Why do citizens support candidates with links to drug trafficking? And, in turn, how does this illicit economy shape citizens’ political attitudes? Drawing on theories of voting behavior and accountability, as well as research on illicit economies, I argue that voters willingly support narco-linked candidates when they perceive that the benefits of drug trafficking organizations (DTOs) –particularly, economic and security goods– outweigh the costs. Moreover, these extra-legal actors can also (re)define citizens’ beliefs. I argue that, on the one hand, the rise in illegal economic revenues from the cocaine trade increases citizens’ support for the local government in high drug trafficking areas, which in turn hinders accountability due to the (illegal) economic dependence. On the other hand, given that these criminal organizations need structures, clear chains of command, and secrecy to keep business as usual, I contend that living in areas of known DTOs’ presence makes citizens more accustomed to vertical authority structures, leading to lower support for democracy and trust in elections.
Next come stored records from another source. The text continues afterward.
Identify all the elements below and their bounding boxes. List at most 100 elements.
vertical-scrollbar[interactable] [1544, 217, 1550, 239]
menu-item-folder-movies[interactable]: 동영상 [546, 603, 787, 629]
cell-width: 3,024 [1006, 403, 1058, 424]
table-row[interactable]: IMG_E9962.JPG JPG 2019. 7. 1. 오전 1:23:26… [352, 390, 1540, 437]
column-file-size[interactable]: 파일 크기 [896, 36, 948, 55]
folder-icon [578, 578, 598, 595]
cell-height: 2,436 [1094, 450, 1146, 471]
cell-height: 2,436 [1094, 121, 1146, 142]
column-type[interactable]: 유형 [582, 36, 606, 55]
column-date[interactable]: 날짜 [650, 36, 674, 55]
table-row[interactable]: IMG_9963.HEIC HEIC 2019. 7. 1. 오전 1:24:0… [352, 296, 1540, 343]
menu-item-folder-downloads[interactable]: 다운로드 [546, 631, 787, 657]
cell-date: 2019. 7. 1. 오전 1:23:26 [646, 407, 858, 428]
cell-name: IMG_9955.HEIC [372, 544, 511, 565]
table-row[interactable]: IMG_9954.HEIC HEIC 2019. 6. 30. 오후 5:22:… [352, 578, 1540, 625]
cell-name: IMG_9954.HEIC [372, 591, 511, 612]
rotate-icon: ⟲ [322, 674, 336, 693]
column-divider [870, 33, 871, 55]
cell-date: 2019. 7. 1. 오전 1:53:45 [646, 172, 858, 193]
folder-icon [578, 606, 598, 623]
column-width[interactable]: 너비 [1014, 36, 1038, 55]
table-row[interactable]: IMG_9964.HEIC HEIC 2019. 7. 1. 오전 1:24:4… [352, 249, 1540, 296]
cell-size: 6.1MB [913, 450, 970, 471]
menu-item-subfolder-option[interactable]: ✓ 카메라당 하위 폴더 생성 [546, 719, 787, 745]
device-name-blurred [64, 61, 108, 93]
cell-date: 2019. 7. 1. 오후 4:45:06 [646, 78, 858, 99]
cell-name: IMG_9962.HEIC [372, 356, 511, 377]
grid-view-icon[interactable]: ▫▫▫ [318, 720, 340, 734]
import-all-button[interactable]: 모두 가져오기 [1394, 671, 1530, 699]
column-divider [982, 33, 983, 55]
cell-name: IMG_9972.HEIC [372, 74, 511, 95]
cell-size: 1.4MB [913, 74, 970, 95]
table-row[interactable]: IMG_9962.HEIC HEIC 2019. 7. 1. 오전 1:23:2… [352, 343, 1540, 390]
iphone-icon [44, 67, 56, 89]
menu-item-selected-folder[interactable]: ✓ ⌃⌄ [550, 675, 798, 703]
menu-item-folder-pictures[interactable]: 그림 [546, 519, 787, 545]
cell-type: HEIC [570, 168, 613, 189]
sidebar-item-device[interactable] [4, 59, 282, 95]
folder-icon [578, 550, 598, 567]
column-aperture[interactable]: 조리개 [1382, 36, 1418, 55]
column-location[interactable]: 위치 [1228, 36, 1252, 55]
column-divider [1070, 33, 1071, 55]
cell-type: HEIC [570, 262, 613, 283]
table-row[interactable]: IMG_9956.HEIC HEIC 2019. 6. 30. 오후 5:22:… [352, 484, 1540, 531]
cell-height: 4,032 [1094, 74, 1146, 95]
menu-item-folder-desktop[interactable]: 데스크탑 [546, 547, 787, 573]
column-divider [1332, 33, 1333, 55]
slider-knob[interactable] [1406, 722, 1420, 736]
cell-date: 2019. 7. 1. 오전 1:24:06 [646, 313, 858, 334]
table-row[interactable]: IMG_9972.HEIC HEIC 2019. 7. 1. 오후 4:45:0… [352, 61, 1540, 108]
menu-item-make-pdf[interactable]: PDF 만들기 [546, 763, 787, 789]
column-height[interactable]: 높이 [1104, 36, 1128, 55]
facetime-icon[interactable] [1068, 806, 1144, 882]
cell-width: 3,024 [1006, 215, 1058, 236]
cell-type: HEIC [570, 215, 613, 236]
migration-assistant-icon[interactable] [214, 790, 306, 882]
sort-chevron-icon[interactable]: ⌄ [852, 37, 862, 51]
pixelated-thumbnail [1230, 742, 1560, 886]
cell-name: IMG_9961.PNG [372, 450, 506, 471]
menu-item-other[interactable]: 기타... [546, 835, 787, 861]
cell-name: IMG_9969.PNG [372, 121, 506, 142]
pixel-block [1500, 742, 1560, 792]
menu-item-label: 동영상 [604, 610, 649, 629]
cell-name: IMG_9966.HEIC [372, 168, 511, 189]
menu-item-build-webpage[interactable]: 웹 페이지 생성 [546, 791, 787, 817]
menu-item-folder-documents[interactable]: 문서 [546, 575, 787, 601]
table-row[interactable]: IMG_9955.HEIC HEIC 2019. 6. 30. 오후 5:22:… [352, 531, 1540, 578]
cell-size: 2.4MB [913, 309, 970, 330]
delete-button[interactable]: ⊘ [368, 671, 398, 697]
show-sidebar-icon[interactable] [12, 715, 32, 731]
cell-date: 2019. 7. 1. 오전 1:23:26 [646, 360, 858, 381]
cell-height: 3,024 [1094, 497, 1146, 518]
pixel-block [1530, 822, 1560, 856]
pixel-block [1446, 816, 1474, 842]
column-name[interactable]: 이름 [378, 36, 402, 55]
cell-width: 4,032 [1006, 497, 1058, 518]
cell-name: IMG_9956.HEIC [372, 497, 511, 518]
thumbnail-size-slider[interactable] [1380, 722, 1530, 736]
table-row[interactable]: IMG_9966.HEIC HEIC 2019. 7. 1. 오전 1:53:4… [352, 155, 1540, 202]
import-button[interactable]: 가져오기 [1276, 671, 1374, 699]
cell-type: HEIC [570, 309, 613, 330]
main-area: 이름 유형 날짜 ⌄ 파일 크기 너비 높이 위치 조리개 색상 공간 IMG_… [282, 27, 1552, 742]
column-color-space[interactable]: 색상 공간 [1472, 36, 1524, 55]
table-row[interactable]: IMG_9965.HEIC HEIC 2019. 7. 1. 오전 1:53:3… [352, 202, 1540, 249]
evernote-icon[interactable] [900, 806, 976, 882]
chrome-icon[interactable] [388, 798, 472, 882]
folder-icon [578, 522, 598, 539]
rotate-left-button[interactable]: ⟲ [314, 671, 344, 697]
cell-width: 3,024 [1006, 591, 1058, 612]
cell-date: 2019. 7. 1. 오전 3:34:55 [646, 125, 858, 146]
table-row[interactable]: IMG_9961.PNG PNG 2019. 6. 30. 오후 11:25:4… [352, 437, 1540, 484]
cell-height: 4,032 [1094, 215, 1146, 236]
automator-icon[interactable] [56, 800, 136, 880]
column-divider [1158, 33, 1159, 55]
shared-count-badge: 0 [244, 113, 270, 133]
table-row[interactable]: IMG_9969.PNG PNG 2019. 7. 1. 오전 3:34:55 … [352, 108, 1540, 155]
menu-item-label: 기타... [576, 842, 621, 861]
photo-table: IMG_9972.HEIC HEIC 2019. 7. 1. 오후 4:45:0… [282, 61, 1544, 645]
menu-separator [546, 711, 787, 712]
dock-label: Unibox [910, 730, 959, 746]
I test this theory through a mixed-method approach, primarily focused on the Peruvian case given the comparatively low levels of narco-violence. This context better allows us to assess the effect of the illegal activity, since local dynamics are not defined by striking levels of criminal violence, but rather by the illicit nature of this economy. Through online experiments, I first find that individuals are more likely to support a narco-linked candidate when this illicit economy provides security side benefits, as well as when they hold normative views that justify this illicit activity. Further, an in-depth case study of the Monzón Valley shows citizens’ ambivalent discourse about drug trafficking, and high support for the then-mayor, who was allegedly involved in drug trafficking and terrorism. High popular support is associated with a positive narco-economy and significant social dependence on it. Using nationally representative survey data, combined with underused subnational data on coca prices, eradication, and production data from UNODC from Peru, Bolivia, and Colombia, I find that an increase in coca leaf prices leads to higher support for the local government. Finally, using survey data, which I will complement with qualitative evidence from direct observation and focus groups with ordinary citizens in Peru, I demonstrate that citizens’ awareness of DTOs’ presence in neighborhoods is associated with lower levels of support for democracy.